At a recent hearing of the Oireachtas Joint Committee on Climate, Energy and the Environment, industry leaders representing major developers such as Statkraft and RWE emphasised that the problem lies not in a lack of ambition but in systemic failings within the planning system, characterised by protracted timelines, unpredictable demands for additional information, and insufficient coordination among state agencies. One developer described receiving a 47-page “request for further information” nearly a year after submitting a planning application, despite limited public or statutory objections, highlighting the unprecedented scale of scrutiny and raising doubts over whether the project will even begin construction by 2030.

Beyond planning delays, the absence of essential supporting infrastructure, notably suitable ports for turbine assembly and grid upgrades to link offshore wind farms to the electricity network, adds additional layers of risk. Without these, even approved projects may struggle to deliver electricity in time. What’s at stake is significant. The loss or postponement of large-scale offshore wind projects would not only derail national renewables targets but also undermine long-term energy security and investment opportunities. Given the scale and urgency of Ireland’s climate and clean-energy ambitions, experts warn that only immediate, coordinated government action, from reforming the planning process to investing in port and grid infrastructure, can avert this drift away from the 2030 goals.


Policy and legislation

Government to introduce legislation to fast-track key projects

The Irish Government has signalled a decisive shift today with plans to introduce emergency legislation aimed at fast-tracking key projects through the planning process. This new measure, outlined by the Minister for Public Expenditure, seeks to speed up bureaucratic timelines that have in recent years hindered progress on major national infrastructure, housing and development initiatives. The move reflects growing recognition of bottlenecks in the planning system, delays that have frustrated developers, local authorities and observers seeking to tackle Ireland’s urgent need for new homes, renewable-energy infrastructure and public-investment projects.

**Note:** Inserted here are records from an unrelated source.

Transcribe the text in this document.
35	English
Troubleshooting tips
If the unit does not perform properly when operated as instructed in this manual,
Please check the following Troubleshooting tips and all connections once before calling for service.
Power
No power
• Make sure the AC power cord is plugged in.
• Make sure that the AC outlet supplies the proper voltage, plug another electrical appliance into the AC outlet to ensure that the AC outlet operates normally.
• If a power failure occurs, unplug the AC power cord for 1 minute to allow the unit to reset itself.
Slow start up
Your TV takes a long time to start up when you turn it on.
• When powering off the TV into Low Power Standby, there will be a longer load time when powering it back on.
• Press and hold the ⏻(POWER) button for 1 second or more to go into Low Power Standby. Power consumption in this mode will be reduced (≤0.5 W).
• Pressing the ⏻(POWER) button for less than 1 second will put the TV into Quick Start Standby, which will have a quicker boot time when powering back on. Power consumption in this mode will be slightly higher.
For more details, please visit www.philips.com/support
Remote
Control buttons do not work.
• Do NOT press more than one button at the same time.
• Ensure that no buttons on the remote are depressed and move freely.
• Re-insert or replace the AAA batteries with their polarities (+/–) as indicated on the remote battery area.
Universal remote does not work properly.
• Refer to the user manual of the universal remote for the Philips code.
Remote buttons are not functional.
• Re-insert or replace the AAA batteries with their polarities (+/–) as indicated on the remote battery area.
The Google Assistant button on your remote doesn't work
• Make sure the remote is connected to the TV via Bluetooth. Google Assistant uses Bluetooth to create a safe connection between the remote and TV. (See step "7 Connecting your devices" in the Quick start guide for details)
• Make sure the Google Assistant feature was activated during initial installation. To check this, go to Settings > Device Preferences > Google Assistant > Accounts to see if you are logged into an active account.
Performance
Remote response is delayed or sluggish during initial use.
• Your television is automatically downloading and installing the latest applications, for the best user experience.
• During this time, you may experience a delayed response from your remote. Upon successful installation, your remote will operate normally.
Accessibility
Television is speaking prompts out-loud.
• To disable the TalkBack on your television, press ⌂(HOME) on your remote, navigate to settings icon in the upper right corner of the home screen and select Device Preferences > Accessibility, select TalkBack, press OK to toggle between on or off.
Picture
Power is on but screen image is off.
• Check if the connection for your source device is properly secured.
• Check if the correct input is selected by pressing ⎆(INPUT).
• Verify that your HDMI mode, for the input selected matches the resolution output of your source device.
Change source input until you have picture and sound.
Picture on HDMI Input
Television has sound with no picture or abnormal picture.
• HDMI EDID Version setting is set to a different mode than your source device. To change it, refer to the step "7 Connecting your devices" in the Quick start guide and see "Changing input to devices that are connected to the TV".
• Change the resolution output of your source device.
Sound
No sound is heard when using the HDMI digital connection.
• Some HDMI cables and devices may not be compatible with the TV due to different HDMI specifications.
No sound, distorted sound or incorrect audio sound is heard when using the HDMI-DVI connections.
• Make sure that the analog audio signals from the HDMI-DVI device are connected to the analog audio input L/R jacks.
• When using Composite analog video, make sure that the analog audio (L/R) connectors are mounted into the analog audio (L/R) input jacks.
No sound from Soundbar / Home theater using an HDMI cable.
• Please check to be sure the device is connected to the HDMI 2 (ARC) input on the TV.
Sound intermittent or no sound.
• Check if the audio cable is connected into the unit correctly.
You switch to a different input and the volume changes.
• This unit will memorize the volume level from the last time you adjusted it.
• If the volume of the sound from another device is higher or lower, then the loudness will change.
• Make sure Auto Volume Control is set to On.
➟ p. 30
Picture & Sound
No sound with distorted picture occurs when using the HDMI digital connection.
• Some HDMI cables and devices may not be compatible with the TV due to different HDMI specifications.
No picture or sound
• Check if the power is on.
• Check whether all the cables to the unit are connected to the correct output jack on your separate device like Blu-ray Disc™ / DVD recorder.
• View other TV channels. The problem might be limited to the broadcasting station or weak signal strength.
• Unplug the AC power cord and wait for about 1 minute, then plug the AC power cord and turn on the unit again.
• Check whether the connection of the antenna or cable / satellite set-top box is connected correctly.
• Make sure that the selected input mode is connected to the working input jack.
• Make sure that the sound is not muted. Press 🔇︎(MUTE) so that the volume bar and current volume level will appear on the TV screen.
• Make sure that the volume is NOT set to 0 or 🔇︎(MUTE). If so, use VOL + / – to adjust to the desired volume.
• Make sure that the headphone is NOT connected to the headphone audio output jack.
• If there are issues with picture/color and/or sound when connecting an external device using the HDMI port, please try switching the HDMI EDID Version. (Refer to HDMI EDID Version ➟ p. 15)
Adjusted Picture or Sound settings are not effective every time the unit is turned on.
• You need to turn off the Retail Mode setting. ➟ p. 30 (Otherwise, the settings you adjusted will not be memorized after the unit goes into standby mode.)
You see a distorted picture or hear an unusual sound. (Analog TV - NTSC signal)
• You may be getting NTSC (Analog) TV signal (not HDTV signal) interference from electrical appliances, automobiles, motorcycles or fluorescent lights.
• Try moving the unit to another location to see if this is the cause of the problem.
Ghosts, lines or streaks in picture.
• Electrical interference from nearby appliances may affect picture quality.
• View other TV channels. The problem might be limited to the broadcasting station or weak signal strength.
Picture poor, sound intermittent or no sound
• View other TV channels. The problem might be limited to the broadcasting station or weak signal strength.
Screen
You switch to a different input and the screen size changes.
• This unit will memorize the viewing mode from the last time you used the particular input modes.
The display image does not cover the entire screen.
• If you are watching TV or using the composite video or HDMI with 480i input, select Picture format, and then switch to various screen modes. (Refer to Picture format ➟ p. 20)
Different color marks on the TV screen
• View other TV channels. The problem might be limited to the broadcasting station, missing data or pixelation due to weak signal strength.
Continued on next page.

Under the proposed legislation, certain critical projects will benefit from a streamlined planning pathway, with fewer procedural obstacles and tighter deadlines for decisions. The hope is to clear a backlog of stalled or slow-moving applications that have hampered delivery at a time when many sectors are under pressure to deliver quickly. Advocates argue this will not only accelerate housing supply and infrastructure rollout but also restore confidence among developers and investors who have been wary of prolonged uncertainty. Yet, the decision is likely to spark debate over the balance between speed and democratic oversight. Some stakeholders may question whether the drive for swifter approvals could compromise public consultation, environmental safeguards or community input elements typically built into Ireland’s planning regime precisely to ensure transparency, fairness and sustainability. As such, the coming weeks and months will be crucial in monitoring how the new legislation is drafted, implemented and scrutinised. For anyone involved in planning whether in administration, development, policy or local government, today’s announcement represents a significant turning point. It signals a potential re-shaping of how Ireland approaches development projects: faster, more decisive, but also under renewed pressure to ensure accountability and public trust.


Public consultations

Galway County Council

Proposed Variation No.1 to the Galway County Development Plan 2022-2028. Open from 24th November 2025 – 23rd December 2025.

Galway City Council

Proposed Variation No.1 to the Galway City Development Plan 2023-2029. Open from 28th November – 5th January 2026.

Kilkenny County Council

Proposed Variation No. 7 to the Kilkenny City and County Development Plan 2021-2027. Open from 21st November 2025 – 19th December 2025.